Güven's taboo-breaking statements came during a meeting with journalists in a coffee house in Diyarbakır on Sunday.
He said the region where Diyarbakır is located has produced many valuable people in the past, with its beautiful geographical and historical texture, but that the region is today raising “monsters” due to a lack of supervision and control.
“It is because of our failure to reach out to people, to provide human-based services, not because of any other reason. If one youth is going up to the mountains [to join the PKK], we all have responsibility for this. How can we not self-criticize?” he said.
Güven, who spent five years in Diyarbakır as an intelligence officer in the 1990s, has recently returned to the province as its police chief from the eastern province of Siirt.
He said he had read hundreds of reports about the lives of young people who join the PKK and discovered that these individuals join the terrorist group due to the poor circumstances of their lives.
“These children wrote, ‘I want to contribute to our war of national independence.' This is their final sentence.
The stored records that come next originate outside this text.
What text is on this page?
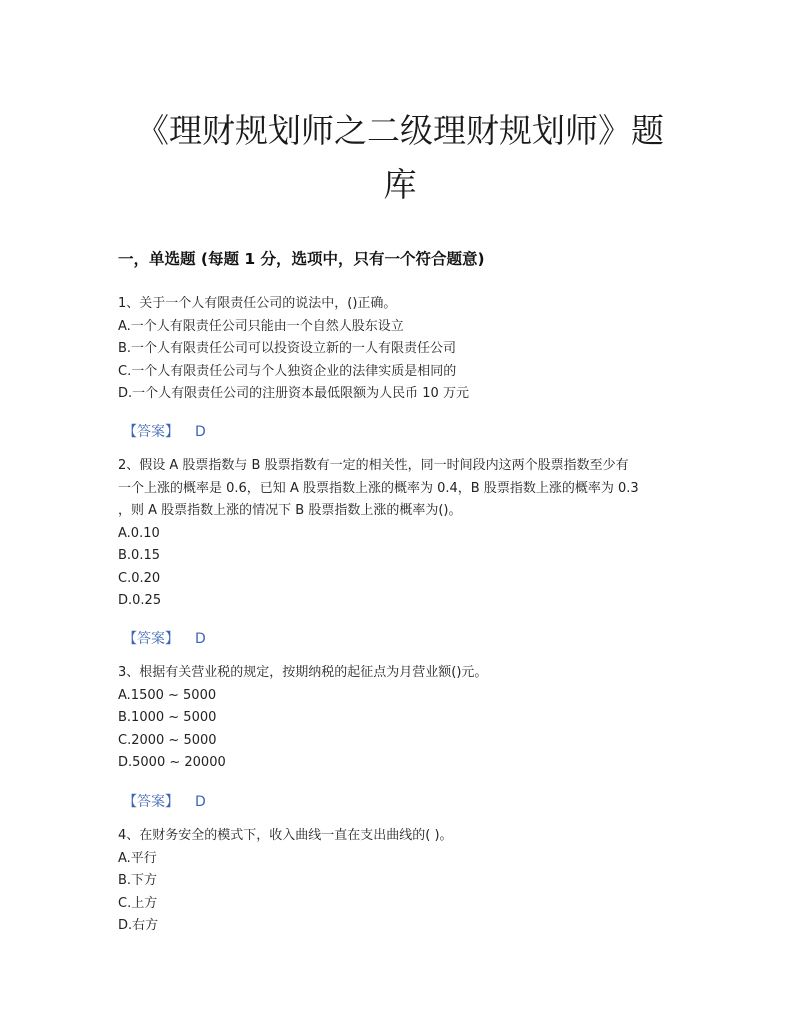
《理财规划师之二级理财规划师》题
库
一，单选题 (每题 1 分，选项中，只有一个符合题意)
1、关于一个人有限责任公司的说法中，()正确。
A.一个人有限责任公司只能由一个自然人股东设立
B.一个人有限责任公司可以投资设立新的一人有限责任公司
C.一个人有限责任公司与个人独资企业的法律实质是相同的
D.一个人有限责任公司的注册资本最低限额为人民币 10 万元
【答案】 D
2、假设 A 股票指数与 B 股票指数有一定的相关性，同一时间段内这两个股票指数至少有
一个上涨的概率是 0.6，已知 A 股票指数上涨的概率为 0.4，B 股票指数上涨的概率为 0.3
，则 A 股票指数上涨的情况下 B 股票指数上涨的概率为()。
A.0.10
B.0.15
C.0.20
D.0.25
【答案】 D
3、根据有关营业税的规定，按期纳税的起征点为月营业额()元。
A.1500 ~ 5000
B.1000 ~ 5000
C.2000 ~ 5000
D.5000 ~ 20000
【答案】 D
4、在财务安全的模式下，收入曲线一直在支出曲线的( )。
A.平行
B.下方
C.上方
D.右方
When I ask one of them how old he is he says, ‘12.' His father is jobless and beats his mother. The social environment is terrible. He cannot perpetuate this life. He says, ‘I will fight.' He is fleeing from the circumstances he is in. If one of the reasons for this escape is me, the other reason is you. This means there is certainly a problem in this society. If we don't mention this, how will we be able to solve it?” asked Güven.
Turkey has lost around 40,000 people in its fight against the PKK since the militant organization took up arms in 1984. The PKK, which is listed as a terrorist organization by Turkey, the EU and the United States, has stepped up its violence over the past years, killing hundreds of civilians and members of the security forces. Many link the PKK's emergence with the harsh policies implemented by the state against Turkish Kurds in the past decades. Turkey has recently begun taking significant steps to allow Turkish Kurds to enjoy broader political and cultural rights.
Güven also said the state exists to serve its people, and he believes that a person's life has priority over the state.
“You let the people live so that the state can live,” Güven added.